Transfusion-Related Acute Lung Injury: An Update

Abstract

Abstract Transfusion-associated acute lung injury (TRALI) has emerged as a leading cause of transfusion-related morbidity and mortality. TRALI is characterized by acute non-cardiogenic pulmonary edema and respiratory compromise in the setting of transfusion. The study of TRALI has been hampered by inadequate case definitions and an incomplete understanding of the pathologic mechanisms. Recent consensus conferences took an important first step by providing a framework for case definition. Recent advances in the understanding of the pathogenesis of TRALI have also occurred. TRALI has been primarily attributed to donor leukocyte antibodies that are thought to interact with recipient neutrophils, resulting in activation and aggregation in pulmonary capillaries, release of local biologic response modifiers causing capillary leak, and lung injury. An alternate mechanism termed the “two hit” or “neutrophil priming” hypothesis postulates that a pathway to neutrophil activation and aggregation can occur without leukocyte antibodies. A first event such as sepsis or trauma can induce pulmonary endothelial activation, release of cytokines, and priming of neutrophils.

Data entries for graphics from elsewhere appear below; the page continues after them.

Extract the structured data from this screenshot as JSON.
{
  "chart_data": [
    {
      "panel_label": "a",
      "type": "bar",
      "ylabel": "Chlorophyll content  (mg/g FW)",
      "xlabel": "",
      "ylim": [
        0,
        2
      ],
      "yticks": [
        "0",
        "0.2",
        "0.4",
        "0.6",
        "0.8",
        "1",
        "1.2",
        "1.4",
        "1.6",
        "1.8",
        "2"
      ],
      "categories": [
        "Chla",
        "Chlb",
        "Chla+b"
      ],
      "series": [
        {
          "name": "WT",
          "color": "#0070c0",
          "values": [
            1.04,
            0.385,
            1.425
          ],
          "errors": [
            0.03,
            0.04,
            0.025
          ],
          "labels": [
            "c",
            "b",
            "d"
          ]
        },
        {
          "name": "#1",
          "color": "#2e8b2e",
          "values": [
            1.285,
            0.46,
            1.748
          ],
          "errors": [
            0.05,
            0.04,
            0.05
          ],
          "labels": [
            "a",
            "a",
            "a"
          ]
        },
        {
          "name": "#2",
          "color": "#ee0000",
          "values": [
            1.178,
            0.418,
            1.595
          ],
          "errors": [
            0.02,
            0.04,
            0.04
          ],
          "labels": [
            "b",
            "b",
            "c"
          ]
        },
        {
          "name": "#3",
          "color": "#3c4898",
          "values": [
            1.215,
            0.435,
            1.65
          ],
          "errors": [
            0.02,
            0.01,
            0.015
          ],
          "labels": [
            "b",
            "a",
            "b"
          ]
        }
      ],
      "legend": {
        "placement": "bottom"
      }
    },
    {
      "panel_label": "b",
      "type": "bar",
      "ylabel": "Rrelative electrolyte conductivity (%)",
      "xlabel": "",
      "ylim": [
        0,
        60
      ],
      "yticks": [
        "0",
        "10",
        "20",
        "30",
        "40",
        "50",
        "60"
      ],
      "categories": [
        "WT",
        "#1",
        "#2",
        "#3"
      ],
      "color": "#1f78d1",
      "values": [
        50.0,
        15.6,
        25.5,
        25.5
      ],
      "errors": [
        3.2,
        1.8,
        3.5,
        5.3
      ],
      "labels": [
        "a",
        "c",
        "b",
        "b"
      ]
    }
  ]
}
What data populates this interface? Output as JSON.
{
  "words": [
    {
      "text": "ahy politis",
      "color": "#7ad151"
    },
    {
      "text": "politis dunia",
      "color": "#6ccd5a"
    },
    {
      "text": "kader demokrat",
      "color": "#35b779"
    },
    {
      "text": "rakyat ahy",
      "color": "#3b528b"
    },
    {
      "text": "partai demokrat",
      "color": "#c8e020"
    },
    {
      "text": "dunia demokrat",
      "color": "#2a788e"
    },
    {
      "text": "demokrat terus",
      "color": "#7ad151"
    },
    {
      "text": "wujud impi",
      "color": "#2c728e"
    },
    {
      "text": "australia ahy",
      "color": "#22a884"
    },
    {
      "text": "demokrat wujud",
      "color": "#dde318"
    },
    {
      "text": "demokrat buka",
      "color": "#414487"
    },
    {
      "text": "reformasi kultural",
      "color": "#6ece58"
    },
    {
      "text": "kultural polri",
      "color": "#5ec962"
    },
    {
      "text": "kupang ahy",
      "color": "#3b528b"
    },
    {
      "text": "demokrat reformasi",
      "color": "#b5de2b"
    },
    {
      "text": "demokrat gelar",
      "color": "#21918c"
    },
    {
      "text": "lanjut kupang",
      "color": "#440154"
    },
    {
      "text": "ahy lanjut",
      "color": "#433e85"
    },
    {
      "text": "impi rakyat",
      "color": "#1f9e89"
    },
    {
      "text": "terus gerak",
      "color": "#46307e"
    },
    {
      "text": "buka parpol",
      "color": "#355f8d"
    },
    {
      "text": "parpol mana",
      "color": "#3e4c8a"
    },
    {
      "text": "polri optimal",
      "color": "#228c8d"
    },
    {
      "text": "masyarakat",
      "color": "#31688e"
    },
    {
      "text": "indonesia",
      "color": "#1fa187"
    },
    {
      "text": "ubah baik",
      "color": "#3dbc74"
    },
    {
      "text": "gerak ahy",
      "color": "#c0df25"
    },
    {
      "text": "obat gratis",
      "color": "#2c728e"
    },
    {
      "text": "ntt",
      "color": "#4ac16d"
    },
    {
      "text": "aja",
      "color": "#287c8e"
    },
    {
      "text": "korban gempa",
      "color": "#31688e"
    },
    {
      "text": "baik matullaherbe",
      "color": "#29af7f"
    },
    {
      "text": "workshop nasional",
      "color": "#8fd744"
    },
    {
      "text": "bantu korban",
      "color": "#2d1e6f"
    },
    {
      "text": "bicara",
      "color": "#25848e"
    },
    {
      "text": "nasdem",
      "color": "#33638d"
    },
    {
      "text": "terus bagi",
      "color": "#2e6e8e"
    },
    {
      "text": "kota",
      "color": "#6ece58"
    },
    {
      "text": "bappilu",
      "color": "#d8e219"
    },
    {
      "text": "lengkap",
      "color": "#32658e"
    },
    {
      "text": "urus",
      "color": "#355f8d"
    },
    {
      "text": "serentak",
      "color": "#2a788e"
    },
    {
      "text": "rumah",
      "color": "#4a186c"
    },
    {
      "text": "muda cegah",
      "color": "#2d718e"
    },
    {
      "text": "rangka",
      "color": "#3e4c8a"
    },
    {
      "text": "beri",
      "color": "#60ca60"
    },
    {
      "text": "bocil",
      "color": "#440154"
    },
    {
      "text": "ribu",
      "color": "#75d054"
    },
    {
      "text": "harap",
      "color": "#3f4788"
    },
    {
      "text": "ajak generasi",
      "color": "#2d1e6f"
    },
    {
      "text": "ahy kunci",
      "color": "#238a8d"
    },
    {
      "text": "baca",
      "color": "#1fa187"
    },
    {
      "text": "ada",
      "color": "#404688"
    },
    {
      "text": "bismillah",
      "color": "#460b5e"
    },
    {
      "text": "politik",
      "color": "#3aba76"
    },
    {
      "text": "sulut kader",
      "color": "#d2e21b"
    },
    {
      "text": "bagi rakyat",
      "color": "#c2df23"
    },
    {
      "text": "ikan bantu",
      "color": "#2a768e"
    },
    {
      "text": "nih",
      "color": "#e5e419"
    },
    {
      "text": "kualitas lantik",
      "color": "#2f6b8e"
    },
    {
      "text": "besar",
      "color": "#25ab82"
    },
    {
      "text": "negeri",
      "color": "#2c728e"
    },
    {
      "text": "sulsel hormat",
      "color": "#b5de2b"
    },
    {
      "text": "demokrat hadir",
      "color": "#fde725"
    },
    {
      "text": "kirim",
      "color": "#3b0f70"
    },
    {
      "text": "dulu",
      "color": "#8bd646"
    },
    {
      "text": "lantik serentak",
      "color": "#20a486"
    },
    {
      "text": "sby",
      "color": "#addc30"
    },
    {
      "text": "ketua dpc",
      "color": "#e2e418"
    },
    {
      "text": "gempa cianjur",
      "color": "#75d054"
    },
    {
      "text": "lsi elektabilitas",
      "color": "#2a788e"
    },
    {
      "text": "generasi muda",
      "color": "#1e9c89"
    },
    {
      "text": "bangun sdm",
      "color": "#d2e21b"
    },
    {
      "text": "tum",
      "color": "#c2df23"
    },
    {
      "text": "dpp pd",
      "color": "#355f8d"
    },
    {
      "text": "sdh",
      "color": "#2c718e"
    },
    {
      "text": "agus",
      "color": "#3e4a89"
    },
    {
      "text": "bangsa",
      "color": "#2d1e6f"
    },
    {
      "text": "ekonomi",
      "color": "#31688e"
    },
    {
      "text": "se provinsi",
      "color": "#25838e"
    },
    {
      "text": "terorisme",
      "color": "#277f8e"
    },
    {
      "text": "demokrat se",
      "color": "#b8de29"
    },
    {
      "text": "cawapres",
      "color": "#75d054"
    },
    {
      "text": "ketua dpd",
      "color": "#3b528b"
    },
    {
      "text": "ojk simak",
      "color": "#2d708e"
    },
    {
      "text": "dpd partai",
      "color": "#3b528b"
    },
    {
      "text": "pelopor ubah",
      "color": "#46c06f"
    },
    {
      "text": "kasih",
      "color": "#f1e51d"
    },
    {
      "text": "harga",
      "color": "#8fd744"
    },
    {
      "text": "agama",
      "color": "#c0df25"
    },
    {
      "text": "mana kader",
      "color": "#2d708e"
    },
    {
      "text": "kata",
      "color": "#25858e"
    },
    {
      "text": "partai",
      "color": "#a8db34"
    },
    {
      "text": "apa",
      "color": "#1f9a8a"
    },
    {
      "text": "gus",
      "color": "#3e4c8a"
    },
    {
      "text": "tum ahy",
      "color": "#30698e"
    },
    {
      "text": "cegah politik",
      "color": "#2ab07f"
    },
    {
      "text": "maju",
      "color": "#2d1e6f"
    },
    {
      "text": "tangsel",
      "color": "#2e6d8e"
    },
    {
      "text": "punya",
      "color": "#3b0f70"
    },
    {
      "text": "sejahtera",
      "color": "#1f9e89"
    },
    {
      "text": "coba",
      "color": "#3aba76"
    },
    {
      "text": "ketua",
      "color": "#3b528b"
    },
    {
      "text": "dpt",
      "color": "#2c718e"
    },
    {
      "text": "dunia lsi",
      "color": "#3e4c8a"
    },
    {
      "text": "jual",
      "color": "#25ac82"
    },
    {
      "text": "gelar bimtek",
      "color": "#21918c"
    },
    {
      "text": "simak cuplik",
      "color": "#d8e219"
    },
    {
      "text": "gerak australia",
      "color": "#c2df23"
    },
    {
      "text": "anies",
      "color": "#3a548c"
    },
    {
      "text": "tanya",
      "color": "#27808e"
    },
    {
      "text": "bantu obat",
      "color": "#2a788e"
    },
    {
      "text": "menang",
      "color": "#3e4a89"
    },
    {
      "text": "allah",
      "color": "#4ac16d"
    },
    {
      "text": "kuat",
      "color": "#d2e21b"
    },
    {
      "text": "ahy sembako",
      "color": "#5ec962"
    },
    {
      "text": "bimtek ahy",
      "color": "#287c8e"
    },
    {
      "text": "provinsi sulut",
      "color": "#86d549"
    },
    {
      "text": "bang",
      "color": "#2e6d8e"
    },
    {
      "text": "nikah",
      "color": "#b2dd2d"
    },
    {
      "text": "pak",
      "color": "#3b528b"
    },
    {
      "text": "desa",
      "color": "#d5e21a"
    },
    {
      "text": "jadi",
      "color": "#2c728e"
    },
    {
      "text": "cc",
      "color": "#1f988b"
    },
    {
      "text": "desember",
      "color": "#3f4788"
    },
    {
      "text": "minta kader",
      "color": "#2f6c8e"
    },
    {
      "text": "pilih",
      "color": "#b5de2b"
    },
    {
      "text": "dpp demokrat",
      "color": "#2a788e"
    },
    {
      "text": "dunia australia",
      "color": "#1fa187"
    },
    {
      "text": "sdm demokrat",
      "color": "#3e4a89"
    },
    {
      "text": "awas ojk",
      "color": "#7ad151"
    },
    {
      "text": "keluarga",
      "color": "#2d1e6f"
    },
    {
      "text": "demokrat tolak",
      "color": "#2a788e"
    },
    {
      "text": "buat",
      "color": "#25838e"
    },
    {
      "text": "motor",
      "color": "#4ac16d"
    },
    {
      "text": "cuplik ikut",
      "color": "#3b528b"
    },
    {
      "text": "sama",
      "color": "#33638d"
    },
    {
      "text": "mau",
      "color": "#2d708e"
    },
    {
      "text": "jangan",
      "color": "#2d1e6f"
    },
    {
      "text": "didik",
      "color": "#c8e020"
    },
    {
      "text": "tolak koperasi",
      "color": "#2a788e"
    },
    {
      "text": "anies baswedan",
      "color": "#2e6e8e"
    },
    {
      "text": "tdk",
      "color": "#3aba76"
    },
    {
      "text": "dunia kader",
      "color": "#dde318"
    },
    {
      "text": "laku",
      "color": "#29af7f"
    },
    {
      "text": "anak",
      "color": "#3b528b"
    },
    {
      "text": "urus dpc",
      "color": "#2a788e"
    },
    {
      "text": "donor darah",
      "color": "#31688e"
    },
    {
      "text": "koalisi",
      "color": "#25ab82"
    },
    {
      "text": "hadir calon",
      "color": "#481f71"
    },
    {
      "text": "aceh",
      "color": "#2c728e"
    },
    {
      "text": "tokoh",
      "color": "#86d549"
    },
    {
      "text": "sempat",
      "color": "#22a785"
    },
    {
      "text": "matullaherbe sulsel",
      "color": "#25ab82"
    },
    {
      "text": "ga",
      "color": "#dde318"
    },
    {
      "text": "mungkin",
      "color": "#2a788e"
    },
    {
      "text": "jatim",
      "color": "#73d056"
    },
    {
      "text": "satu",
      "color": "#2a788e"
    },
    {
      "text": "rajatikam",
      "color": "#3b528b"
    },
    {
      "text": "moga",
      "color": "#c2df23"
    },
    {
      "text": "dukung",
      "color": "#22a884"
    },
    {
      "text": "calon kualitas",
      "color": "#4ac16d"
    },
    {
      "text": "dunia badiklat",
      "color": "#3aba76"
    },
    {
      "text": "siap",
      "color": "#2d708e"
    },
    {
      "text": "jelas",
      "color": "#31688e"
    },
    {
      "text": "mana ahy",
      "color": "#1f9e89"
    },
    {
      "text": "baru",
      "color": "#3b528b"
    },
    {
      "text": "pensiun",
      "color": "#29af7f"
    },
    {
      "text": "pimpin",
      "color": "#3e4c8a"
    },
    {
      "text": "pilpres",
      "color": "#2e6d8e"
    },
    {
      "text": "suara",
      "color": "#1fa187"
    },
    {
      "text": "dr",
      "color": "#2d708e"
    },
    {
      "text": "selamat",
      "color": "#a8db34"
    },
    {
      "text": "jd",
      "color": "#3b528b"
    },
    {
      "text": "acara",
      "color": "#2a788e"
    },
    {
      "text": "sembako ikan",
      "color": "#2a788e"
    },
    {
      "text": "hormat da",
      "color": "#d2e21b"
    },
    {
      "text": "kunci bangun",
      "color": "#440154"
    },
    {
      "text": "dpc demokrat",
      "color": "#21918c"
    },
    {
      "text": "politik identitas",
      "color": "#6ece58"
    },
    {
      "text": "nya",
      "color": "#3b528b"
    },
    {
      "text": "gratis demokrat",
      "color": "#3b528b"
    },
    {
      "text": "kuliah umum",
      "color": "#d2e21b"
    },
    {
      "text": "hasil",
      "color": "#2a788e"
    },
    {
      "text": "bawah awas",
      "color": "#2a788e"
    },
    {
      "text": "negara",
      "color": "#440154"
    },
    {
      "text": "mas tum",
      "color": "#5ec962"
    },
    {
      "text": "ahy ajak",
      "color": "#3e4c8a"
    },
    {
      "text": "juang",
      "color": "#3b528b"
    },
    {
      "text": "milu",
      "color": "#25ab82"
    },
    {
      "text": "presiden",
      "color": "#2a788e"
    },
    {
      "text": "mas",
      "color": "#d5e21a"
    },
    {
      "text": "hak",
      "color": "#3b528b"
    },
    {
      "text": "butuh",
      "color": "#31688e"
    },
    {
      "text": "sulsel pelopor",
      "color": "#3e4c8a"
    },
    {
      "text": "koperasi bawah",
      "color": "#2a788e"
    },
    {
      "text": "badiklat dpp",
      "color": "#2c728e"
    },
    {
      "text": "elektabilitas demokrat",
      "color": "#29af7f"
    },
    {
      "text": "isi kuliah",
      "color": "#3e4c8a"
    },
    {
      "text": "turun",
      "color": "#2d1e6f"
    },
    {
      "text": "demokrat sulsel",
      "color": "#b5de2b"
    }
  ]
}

A subsequent second event such as exposure to lipids, cytokines or antibodies in a blood component would then cause activation of adherent neutrophils and a release of bioreactive molecules leading to lung injury. There are limited clinical and animal studies to support the “two hit” model. These proposed mechanisms are not mutually exclusive in that donor leukocyte antibody can be pathogenic in both models and have implications for new strategies to prevent TRALI.